Nous vivons un monde factice
Nous avons commencé notre conversation en pointant que, pour beaucoup de gens, ce qui nous rassemble c’est l’économie…et que le reste serait un peu de la foutaise. Ma conviction est que la plupart d’entre nous vivent dans un monde qui n’existe pas, une pure abstraction, une représentation faite d’histoires, de récits qui ne sont plus en accord avec ce que sait la science, ni avec ce que les grandes traditions spirituelles disent depuis des milliers d’années. On vit dans un monde qui n’existe pas. Charles Eisenstein note que certains se vantent de s’appuyer sur des faits. Un fait est quelque chose qu’on a fabriqué. C’est mythe de l’objectivité dont on sait avec la physique quantique qu’elle n’existe pas. Une histoire vraie est un oxymore. Une histoire peut contenir une part de vérité mais ne peut être vraie à cent pour cent.
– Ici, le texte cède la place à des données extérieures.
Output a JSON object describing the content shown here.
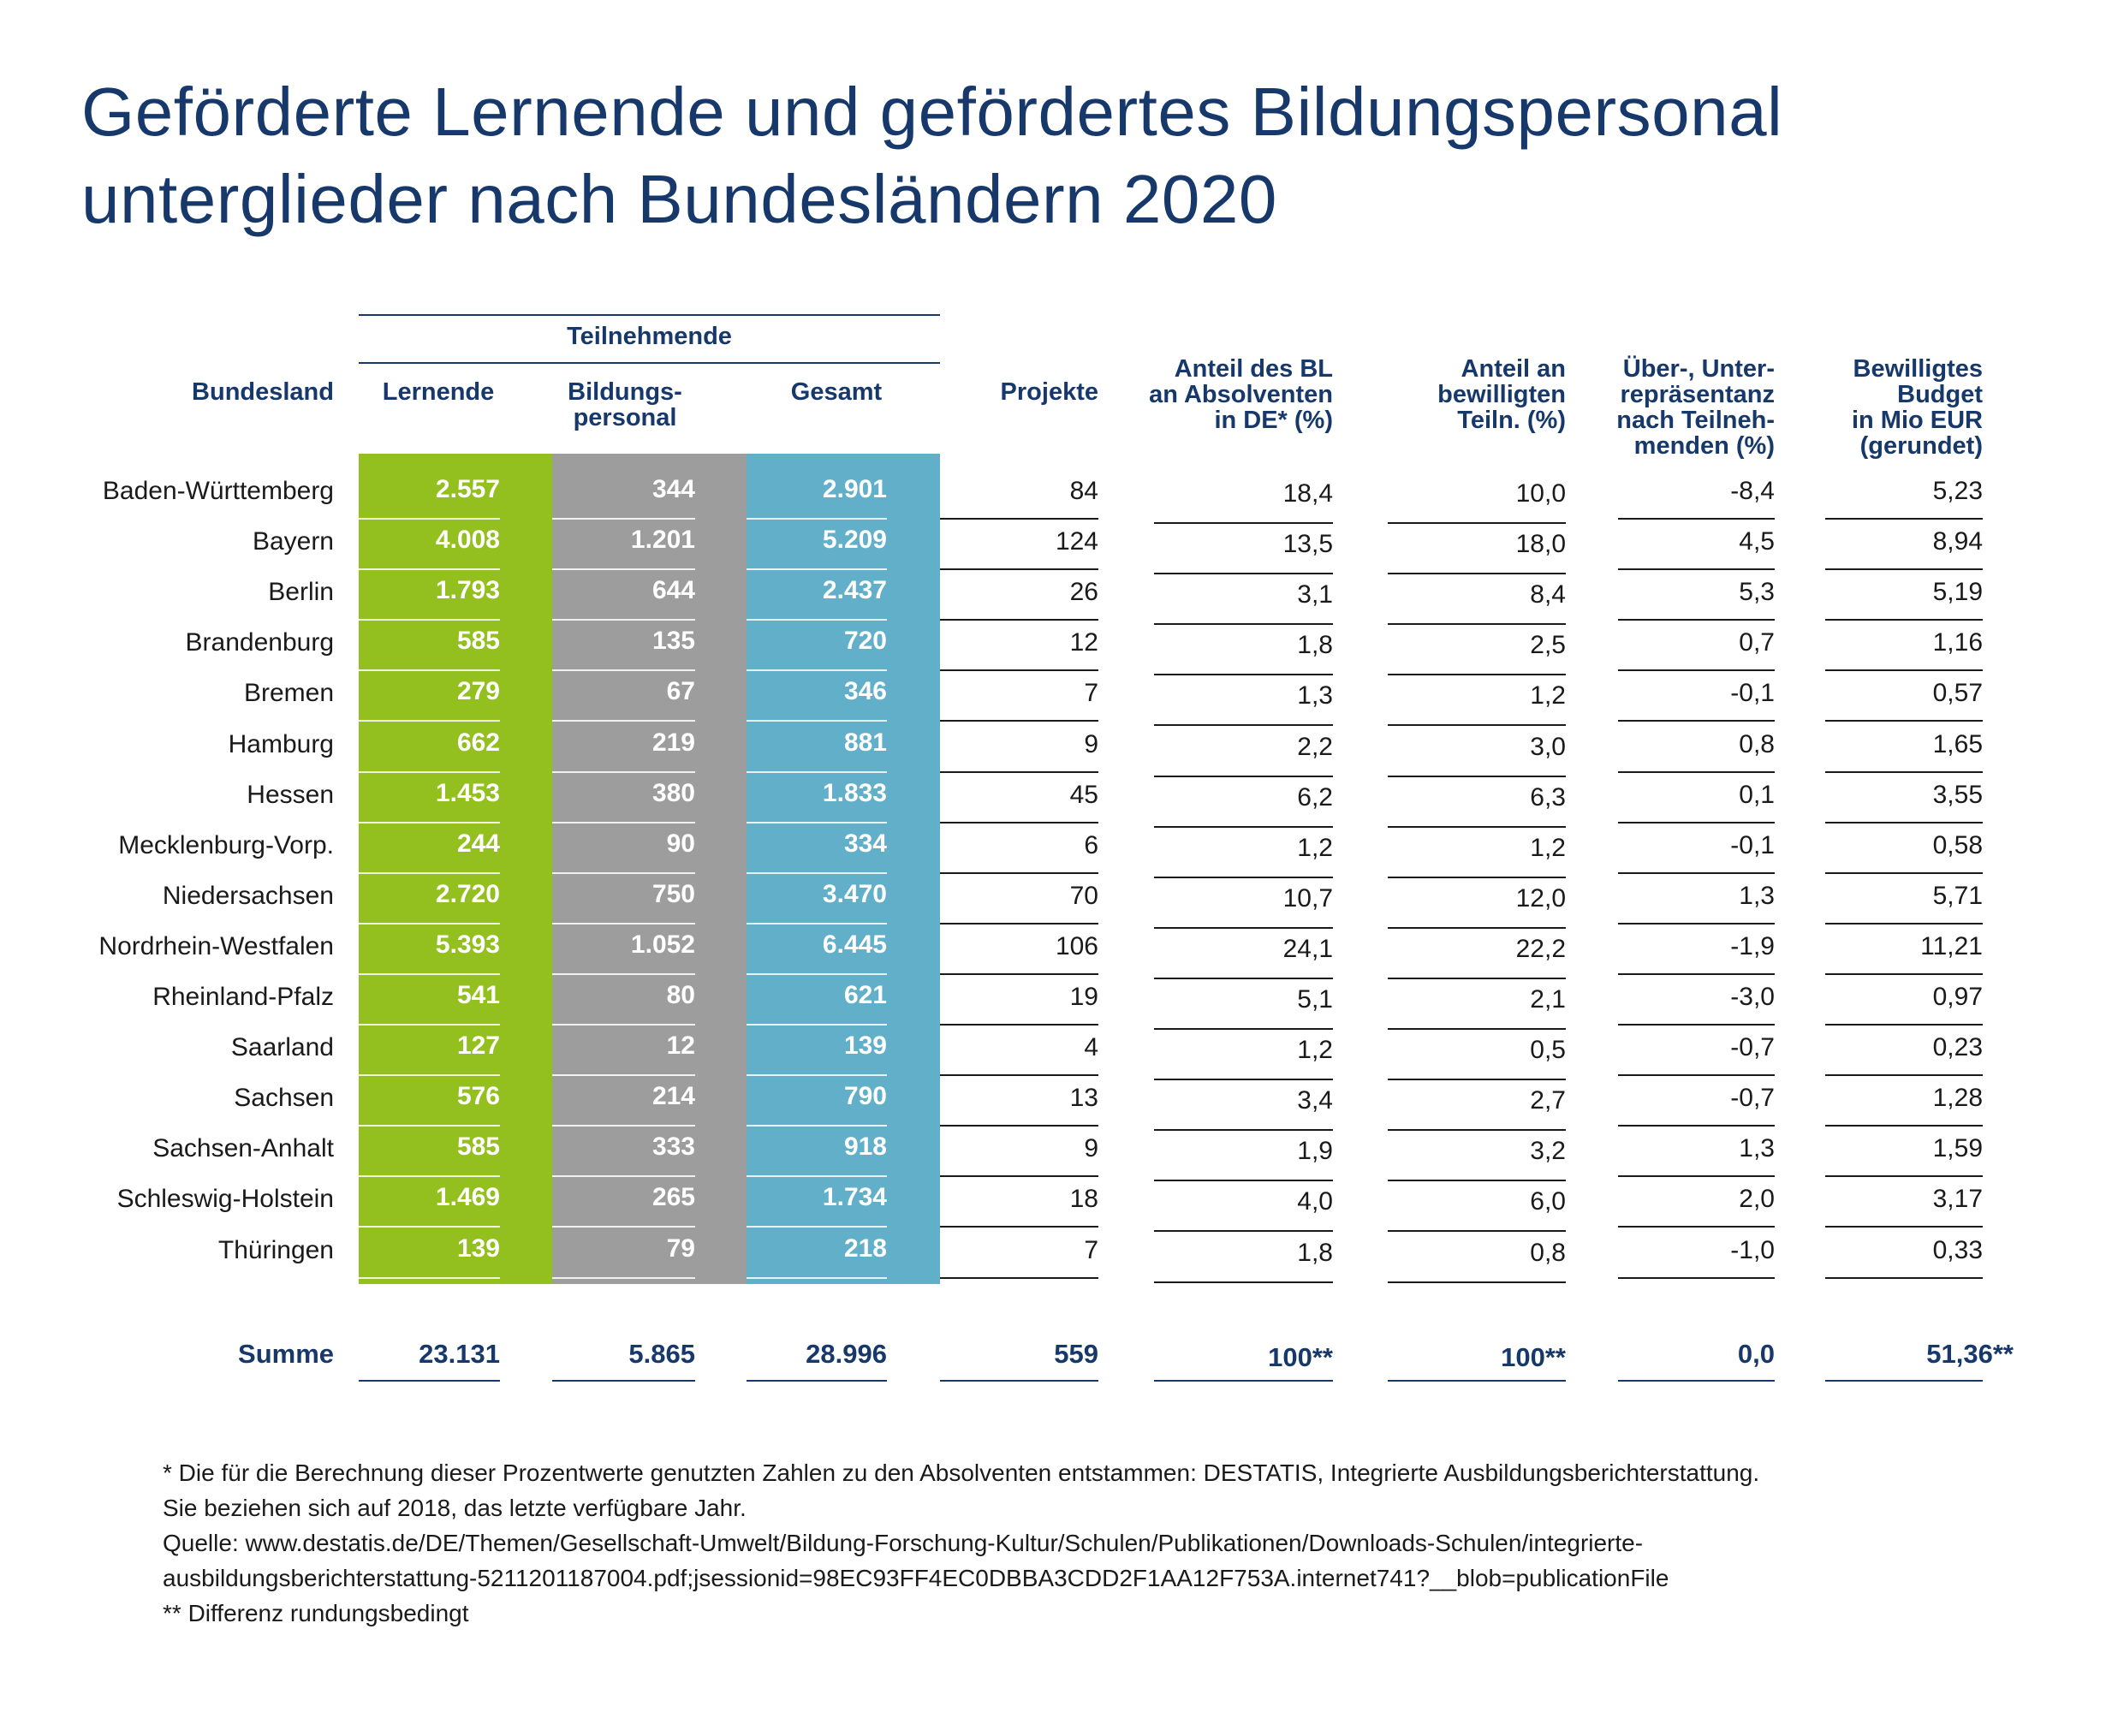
{
  "title": [
    "Geförderte Lernende und gefördertes Bildungspersonal",
    "unterglieder nach Bundesländern 2020"
  ],
  "colors": {
    "navy": "#17386b",
    "lernende": "#93bf1f",
    "bildungspersonal": "#9d9d9d",
    "gesamt": "#62afc9"
  },
  "header": {
    "group": "Teilnehmende",
    "bundesland": "Bundesland",
    "lernende": "Lernende",
    "bildungspersonal": [
      "Bildungs-",
      "personal"
    ],
    "gesamt": "Gesamt",
    "projekte": "Projekte",
    "anteil_bl": [
      "Anteil des BL",
      "an Absolventen",
      "in DE* (%)"
    ],
    "anteil_teiln": [
      "Anteil an",
      "bewilligten",
      "Teiln. (%)"
    ],
    "repraesentanz": [
      "Über-, Unter-",
      "repräsentanz",
      "nach Teilneh-",
      "menden (%)"
    ],
    "budget": [
      "Bewilligtes",
      "Budget",
      "in Mio EUR",
      "(gerundet)"
    ]
  },
  "rows": [
    {
      "land": "Baden-Württemberg",
      "lernende": "2.557",
      "personal": "344",
      "gesamt": "2.901",
      "projekte": "84",
      "anteil_bl": "18,4",
      "anteil_teiln": "10,0",
      "repr": "-8,4",
      "budget": "5,23"
    },
    {
      "land": "Bayern",
      "lernende": "4.008",
      "personal": "1.201",
      "gesamt": "5.209",
      "projekte": "124",
      "anteil_bl": "13,5",
      "anteil_teiln": "18,0",
      "repr": "4,5",
      "budget": "8,94"
    },
    {
      "land": "Berlin",
      "lernende": "1.793",
      "personal": "644",
      "gesamt": "2.437",
      "projekte": "26",
      "anteil_bl": "3,1",
      "anteil_teiln": "8,4",
      "repr": "5,3",
      "budget": "5,19"
    },
    {
      "land": "Brandenburg",
      "lernende": "585",
      "personal": "135",
      "gesamt": "720",
      "projekte": "12",
      "anteil_bl": "1,8",
      "anteil_teiln": "2,5",
      "repr": "0,7",
      "budget": "1,16"
    },
    {
      "land": "Bremen",
      "lernende": "279",
      "personal": "67",
      "gesamt": "346",
      "projekte": "7",
      "anteil_bl": "1,3",
      "anteil_teiln": "1,2",
      "repr": "-0,1",
      "budget": "0,57"
    },
    {
      "land": "Hamburg",
      "lernende": "662",
      "personal": "219",
      "gesamt": "881",
      "projekte": "9",
      "anteil_bl": "2,2",
      "anteil_teiln": "3,0",
      "repr": "0,8",
      "budget": "1,65"
    },
    {
      "land": "Hessen",
      "lernende": "1.453",
      "personal": "380",
      "gesamt": "1.833",
      "projekte": "45",
      "anteil_bl": "6,2",
      "anteil_teiln": "6,3",
      "repr": "0,1",
      "budget": "3,55"
    },
    {
      "land": "Mecklenburg-Vorp.",
      "lernende": "244",
      "personal": "90",
      "gesamt": "334",
      "projekte": "6",
      "anteil_bl": "1,2",
      "anteil_teiln": "1,2",
      "repr": "-0,1",
      "budget": "0,58"
    },
    {
      "land": "Niedersachsen",
      "lernende": "2.720",
      "personal": "750",
      "gesamt": "3.470",
      "projekte": "70",
      "anteil_bl": "10,7",
      "anteil_teiln": "12,0",
      "repr": "1,3",
      "budget": "5,71"
    },
    {
      "land": "Nordrhein-Westfalen",
      "lernende": "5.393",
      "personal": "1.052",
      "gesamt": "6.445",
      "projekte": "106",
      "anteil_bl": "24,1",
      "anteil_teiln": "22,2",
      "repr": "-1,9",
      "budget": "11,21"
    },
    {
      "land": "Rheinland-Pfalz",
      "lernende": "541",
      "personal": "80",
      "gesamt": "621",
      "projekte": "19",
      "anteil_bl": "5,1",
      "anteil_teiln": "2,1",
      "repr": "-3,0",
      "budget": "0,97"
    },
    {
      "land": "Saarland",
      "lernende": "127",
      "personal": "12",
      "gesamt": "139",
      "projekte": "4",
      "anteil_bl": "1,2",
      "anteil_teiln": "0,5",
      "repr": "-0,7",
      "budget": "0,23"
    },
    {
      "land": "Sachsen",
      "lernende": "576",
      "personal": "214",
      "gesamt": "790",
      "projekte": "13",
      "anteil_bl": "3,4",
      "anteil_teiln": "2,7",
      "repr": "-0,7",
      "budget": "1,28"
    },
    {
      "land": "Sachsen-Anhalt",
      "lernende": "585",
      "personal": "333",
      "gesamt": "918",
      "projekte": "9",
      "anteil_bl": "1,9",
      "anteil_teiln": "3,2",
      "repr": "1,3",
      "budget": "1,59"
    },
    {
      "land": "Schleswig-Holstein",
      "lernende": "1.469",
      "personal": "265",
      "gesamt": "1.734",
      "projekte": "18",
      "anteil_bl": "4,0",
      "anteil_teiln": "6,0",
      "repr": "2,0",
      "budget": "3,17"
    },
    {
      "land": "Thüringen",
      "lernende": "139",
      "personal": "79",
      "gesamt": "218",
      "projekte": "7",
      "anteil_bl": "1,8",
      "anteil_teiln": "0,8",
      "repr": "-1,0",
      "budget": "0,33"
    }
  ],
  "summe": {
    "label": "Summe",
    "lernende": "23.131",
    "personal": "5.865",
    "gesamt": "28.996",
    "projekte": "559",
    "anteil_bl": "100**",
    "anteil_teiln": "100**",
    "repr": "0,0",
    "budget": "51,36**"
  },
  "footnotes": [
    "* Die für die Berechnung dieser Prozentwerte genutzten Zahlen zu den Absolventen entstammen: DESTATIS, Integrierte Ausbildungsberichterstattung.",
    "Sie beziehen sich auf 2018, das letzte verfügbare Jahr.",
    "Quelle: www.destatis.de/DE/Themen/Gesellschaft-Umwelt/Bildung-Forschung-Kultur/Schulen/Publikationen/Downloads-Schulen/integrierte-",
    "ausbildungsberichterstattung-5211201187004.pdf;jsessionid=98EC93FF4EC0DBBA3CDD2F1AA12F753A.internet741?__blob=publicationFile",
    "** Differenz rundungsbedingt"
  ]
}
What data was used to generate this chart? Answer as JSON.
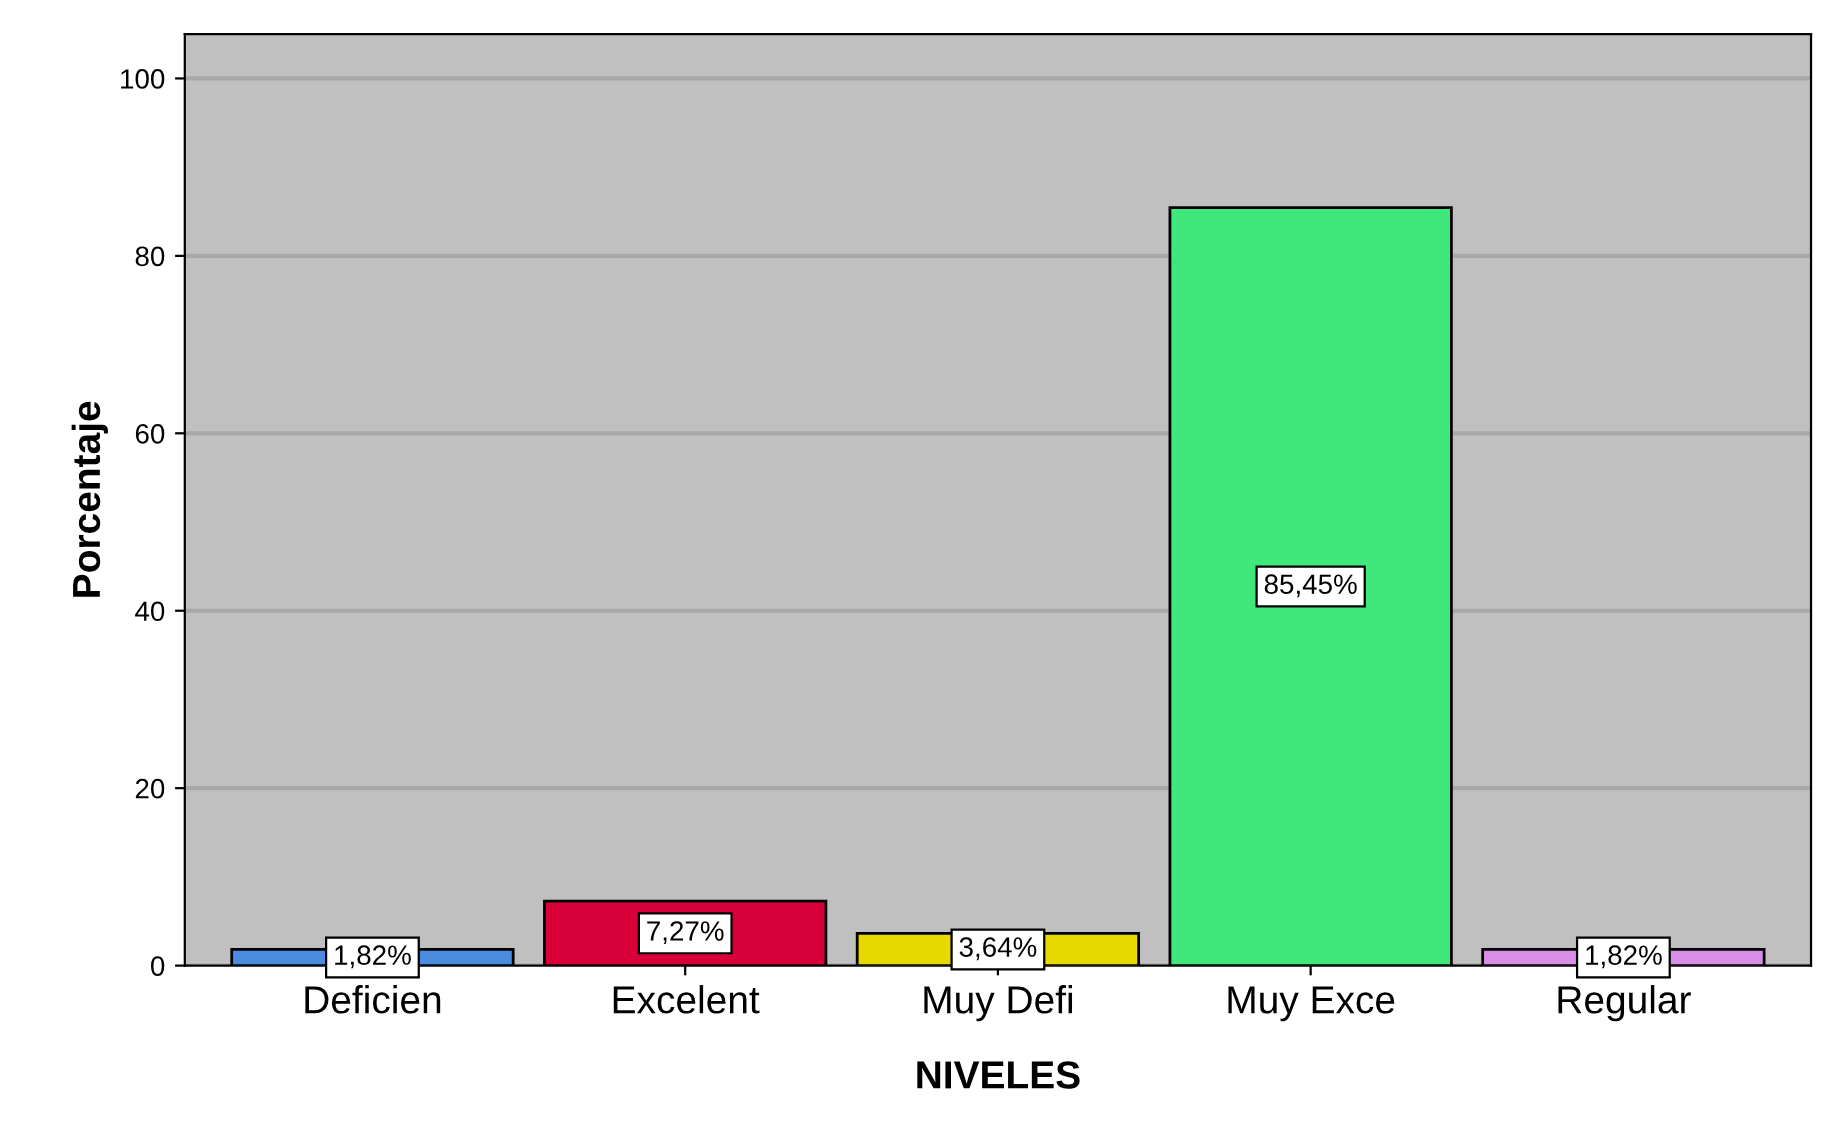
{
  "chart_data": {
    "type": "bar",
    "xlabel": "NIVELES",
    "ylabel": "Porcentaje",
    "categories": [
      "Deficien",
      "Excelent",
      "Muy Defi",
      "Muy Exce",
      "Regular"
    ],
    "values": [
      1.82,
      7.27,
      3.64,
      85.45,
      1.82
    ],
    "colors": [
      "#4a8de0",
      "#d9003a",
      "#e6d800",
      "#40e87c",
      "#d98ee8"
    ],
    "value_labels": [
      "1,82%",
      "7,27%",
      "3,64%",
      "85,45%",
      "1,82%"
    ],
    "ylim": [
      0,
      105
    ],
    "yticks": [
      0,
      20,
      40,
      60,
      80,
      100
    ],
    "grid": "y"
  }
}
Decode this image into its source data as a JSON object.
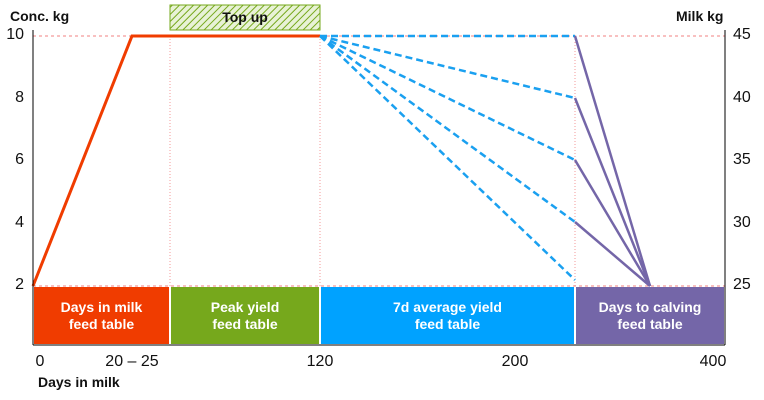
{
  "axes": {
    "left": {
      "title": "Conc. kg",
      "ticks": [
        10,
        8,
        6,
        4,
        2
      ]
    },
    "right": {
      "title": "Milk kg",
      "ticks": [
        45,
        40,
        35,
        30,
        25
      ]
    },
    "x": {
      "title": "Days in milk",
      "ticks": [
        "0",
        "20 – 25",
        "120",
        "200",
        "400"
      ]
    }
  },
  "top_up": "Top up",
  "boxes": [
    "Days in milk\nfeed table",
    "Peak yield\nfeed table",
    "7d average yield\nfeed table",
    "Days to calving\nfeed table"
  ]
}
Elle traduit le point de vue d’un narrateur.
La vraie beauté du monde
Quand vous avez commencé à vous intéresser aux domaines que nous évoquons, comment vos proches vous percevaient-ils ?
Quand j’ai passé mon bac, à Genève, on m’appelait le lévitant. Je passais pour un extra terrestre. Je m’en suis fait une raison assez rapidement. Mon but n’était pas cependant d’être un type loufoque, bizarre. Être un passeur, créer des ponts me convient pour faire sortir les gens des petites boîtes dans lesquelles ils sont enfermés. Leur permettre de découvrir que le monde est beaucoup plus vaste, plus mystérieux, plus beau, plus mystérieux que ce qu’on imagine habituellement.